There are people that I know that have no hesitation in expressing their emotions or their discomforts or their thoughts in that very moment. And quite often, I find myself envying them. I want to know how it’s so easy for them. I want to know how they don’t hesitate or even wince at the idea of expressing their innermost thoughts. And I try to suss out why it seems so difficult for me.
I cannot count the number of times I have been asked a question only for it to be met with silence. It’s not to say that there aren’t words or feelings it’s just that there is no connection between my brain and my mouth at that point. Sometimes, I fear that I won’t articulate myself well so I hold myself back other times I have fear of the unknown. If I tell you how I really feel will that affect things negatively from here on out? Sometimes, I think keeping it inside is the safer option. However, even that is debatable. Safer for whom? And safer how?
All relationships thrive on communication. Communication of expressing how one feels. I may think I’m safeguarding the other individual but at the cost of my own mental well being. At the cost of continuously being hurt by the other individual because they don’t know when they’re hurting me because my cries of pain are silent. It’s not feasible. It doesn’t make sense.
The popular analogy of the bottle overflowing is very accurate. Keeping all these things inside eventually causes it all to come spilling out because there’s a limit as to how much you can hold and also because such things are not meant to be held onto. The only part of the analogy I beg to differ with is the manner in which the overflow manifests. So often, you’re given the image of an eruption or an explosion but sometimes that’s not the case. Even a dripping tap can cause damage.
Occasionally, the overflow is not being able to focus or do anything relatively productive the whole day. Occasionally, the overflow is spent trying to find places for the leakage to be contained, finding quotes or talking to people that you hope can relate or understand or just see through you. Occasionally, the overflow is thinking thinking thinking of perfect ideal scenarios where you can let your burdens go. Occasionally, the overflow is indirects or rants on social media. And I feel like that’s the part of the analogy that was missed. The types of overflow. Not all people have the formula to combust. Some people only have the elements to steadily overflow and pour out into their surroundings, hoping maybe someone will realise that the water levels are increasing. And I honestly do not know where to begin in highlighting the faults in this dangerous method. You can so easily drown yourself without anyone truly knowing.

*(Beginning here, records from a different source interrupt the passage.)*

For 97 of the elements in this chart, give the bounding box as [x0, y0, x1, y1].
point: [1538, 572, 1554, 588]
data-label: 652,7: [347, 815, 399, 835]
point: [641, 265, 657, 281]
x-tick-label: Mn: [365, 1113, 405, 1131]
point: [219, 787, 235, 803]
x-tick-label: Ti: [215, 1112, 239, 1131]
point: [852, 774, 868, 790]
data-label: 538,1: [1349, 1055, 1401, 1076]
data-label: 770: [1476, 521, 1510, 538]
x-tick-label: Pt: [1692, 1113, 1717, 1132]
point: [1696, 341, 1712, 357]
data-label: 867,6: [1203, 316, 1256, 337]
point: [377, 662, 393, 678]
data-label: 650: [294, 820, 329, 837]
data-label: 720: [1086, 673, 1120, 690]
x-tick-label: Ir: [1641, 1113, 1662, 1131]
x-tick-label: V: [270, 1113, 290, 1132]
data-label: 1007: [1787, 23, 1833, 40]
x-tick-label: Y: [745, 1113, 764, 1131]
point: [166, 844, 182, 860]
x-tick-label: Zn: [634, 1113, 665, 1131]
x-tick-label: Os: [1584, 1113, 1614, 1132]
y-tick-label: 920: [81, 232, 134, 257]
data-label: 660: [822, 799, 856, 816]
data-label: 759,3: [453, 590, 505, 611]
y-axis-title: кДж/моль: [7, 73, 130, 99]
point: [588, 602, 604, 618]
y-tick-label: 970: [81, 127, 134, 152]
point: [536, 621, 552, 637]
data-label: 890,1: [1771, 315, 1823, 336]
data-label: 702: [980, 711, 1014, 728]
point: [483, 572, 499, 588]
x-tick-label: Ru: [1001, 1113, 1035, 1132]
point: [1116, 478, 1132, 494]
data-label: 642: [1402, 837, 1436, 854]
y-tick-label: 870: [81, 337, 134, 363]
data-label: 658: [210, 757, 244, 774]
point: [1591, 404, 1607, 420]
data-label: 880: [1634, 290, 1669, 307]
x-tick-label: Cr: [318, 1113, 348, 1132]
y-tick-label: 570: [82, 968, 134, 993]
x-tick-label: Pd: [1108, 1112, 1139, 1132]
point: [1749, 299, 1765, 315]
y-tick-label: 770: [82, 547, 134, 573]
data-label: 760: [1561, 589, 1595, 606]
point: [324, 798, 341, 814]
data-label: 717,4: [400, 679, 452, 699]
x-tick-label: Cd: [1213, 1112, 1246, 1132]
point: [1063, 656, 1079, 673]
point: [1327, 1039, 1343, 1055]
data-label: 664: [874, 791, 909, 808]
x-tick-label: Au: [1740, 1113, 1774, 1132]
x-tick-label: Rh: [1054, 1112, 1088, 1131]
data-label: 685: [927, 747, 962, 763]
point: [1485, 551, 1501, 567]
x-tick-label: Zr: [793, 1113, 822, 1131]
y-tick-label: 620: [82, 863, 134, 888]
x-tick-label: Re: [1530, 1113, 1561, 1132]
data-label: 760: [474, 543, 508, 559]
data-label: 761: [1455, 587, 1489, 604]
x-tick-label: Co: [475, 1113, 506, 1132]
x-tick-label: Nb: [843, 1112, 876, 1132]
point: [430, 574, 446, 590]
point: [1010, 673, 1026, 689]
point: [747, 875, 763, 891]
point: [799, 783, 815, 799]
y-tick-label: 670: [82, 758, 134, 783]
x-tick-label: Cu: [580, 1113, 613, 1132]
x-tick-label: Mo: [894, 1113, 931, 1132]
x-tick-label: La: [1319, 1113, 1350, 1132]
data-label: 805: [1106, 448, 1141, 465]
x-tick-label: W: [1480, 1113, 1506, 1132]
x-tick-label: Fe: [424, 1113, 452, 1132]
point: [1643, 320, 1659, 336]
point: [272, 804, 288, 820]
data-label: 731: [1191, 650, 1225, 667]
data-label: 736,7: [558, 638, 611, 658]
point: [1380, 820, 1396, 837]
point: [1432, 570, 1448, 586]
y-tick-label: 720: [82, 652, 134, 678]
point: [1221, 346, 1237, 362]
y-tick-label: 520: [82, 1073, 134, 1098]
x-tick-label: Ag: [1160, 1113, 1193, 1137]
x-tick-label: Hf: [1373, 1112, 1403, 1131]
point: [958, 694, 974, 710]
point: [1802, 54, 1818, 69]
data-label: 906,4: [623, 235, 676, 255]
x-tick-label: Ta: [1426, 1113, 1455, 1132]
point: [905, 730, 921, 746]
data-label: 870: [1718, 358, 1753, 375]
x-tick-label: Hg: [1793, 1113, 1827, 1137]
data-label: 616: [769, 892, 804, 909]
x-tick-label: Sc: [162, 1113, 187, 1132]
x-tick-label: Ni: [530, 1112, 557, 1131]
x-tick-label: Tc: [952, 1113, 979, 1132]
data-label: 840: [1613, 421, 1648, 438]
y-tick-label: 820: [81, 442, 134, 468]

Vulnerability is not a weakness. I repeat, vulnerability is not a weakness. Some people will make you believe that your vulnerability is a weakness. Axe them. You may think about waiting for the right moment but isn’t it a coincidence that that never seems to come? Or you think that you handle it, you can move on whilst running the risk of little parts of it spilling onto others around you, not intentionally, obviously, but it happens.
The mentality of it being okay to express how you feel and okay to communicate your discomforts or when you feel wronged needs to be adopted by all. Avoiding conflict, in this manner, inflicts pain on yourself. Self-harm can manifest itself in multiple ways and this is definitely one of them. It is far more damaging to keep all of this inside. Do not think that you’re not worthy of expressing your emotions and do not think that doing so is a futile endeavour because even if it doesn’t reap the desired results, you have removed a burden. And that’s the goal, that is the priority: getting rid of the weight, preventing a flood from developing, preventing an eruption developing.
Your feelings are always valid and they are always real. You should never feel bad for expressing yourself or how you feel. Such things have the purpose to be expressed. What is the essence of feeling if there is no way of communicating it?